Sumter County is a leader in the country with citizen response to sudden cardiac arrest. They do this with using the Pulse Point app. Community notification of cardiac arrest is becoming available in a growing number of jurisdictions. Locally, Marion County uses Pulse Point. But I do not believe Lake County has it available. Many communities are deploying AEDs and locating them at places where people gather- sports fields, parks and recreational facilities, stadiums, etc. Secure enclosures are available to keep the unit secure and weather proof. Some counties are even assigning AEDs to individuals that agree to respond with them when notified. AEDs are becoming readily accessible for public use so be on the lookout for one. Its kind of like a fire extinguisher...you hope it's never used, but death is almost certain without it. Cost can range from $600-700 for a refurbished unit to near $2000 for a new unit. Want to know how anyone can save a life: https://savestation.ca/blog/save-in-sonoma-valley-ca/ Or, Six Minutes to Live: https://youtu.be/_4XVn8cLZ9M Training is great, but if you don't know what to do just turning on the AED and it will help you through the steps. Calling 911 will give you another opportunity for help as the dispatch personnel are well trained to support you in saving a life. There is still more to do in getting AEDs in public areas around the region. A newly formed group is working to improve education and access. We are Advocates for Early Defibrillation and have been working for about two years to become an effective voice in the importance of being prepared when sudden cardiac arrest strikes.

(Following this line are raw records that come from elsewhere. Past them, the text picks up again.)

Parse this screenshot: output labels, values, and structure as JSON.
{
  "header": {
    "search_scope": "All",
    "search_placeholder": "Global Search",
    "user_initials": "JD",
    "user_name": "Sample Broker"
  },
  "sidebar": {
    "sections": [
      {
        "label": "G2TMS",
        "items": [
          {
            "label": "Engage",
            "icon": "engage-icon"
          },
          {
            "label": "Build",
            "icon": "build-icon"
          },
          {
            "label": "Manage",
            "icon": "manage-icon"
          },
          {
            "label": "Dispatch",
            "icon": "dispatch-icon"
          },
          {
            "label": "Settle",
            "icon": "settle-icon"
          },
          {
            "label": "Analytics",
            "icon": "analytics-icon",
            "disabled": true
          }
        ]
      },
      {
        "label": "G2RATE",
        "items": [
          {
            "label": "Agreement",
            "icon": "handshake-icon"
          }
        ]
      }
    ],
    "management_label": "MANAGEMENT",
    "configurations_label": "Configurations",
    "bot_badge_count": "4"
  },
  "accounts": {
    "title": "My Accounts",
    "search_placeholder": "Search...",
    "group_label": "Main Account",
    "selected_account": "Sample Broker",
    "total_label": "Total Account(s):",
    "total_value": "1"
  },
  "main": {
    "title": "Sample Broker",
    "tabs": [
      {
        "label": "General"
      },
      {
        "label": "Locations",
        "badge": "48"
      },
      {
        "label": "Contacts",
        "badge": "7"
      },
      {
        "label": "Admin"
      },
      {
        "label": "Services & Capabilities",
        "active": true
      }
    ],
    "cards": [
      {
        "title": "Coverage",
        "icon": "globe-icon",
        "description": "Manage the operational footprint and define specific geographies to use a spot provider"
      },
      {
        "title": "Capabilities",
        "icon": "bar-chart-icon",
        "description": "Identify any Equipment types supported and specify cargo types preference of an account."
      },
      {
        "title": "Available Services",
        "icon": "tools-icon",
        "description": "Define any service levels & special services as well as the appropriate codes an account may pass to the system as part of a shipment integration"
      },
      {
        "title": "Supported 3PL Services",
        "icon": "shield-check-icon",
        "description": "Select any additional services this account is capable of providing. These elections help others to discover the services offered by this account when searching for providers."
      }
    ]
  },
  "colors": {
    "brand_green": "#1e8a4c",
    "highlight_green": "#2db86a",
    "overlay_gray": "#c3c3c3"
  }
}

We offer free education and orientation to proper response to sudden cardiac arrest. I encourage you to have your community group or faith organization reach out to us and we will help prepare you for when a friend, family member, or visitor experiences a cardiac arrest. Our Facebook page is: Log into Facebook And our email address is: advocates.4.aeds@gmail.com Kevin Knussman, President Advocates for Early Defibrillation |
It seems a scam to me. When we moved in, the guy down the street with the AED in his yard showed up immediately to collect his $100 and we never heard from him again.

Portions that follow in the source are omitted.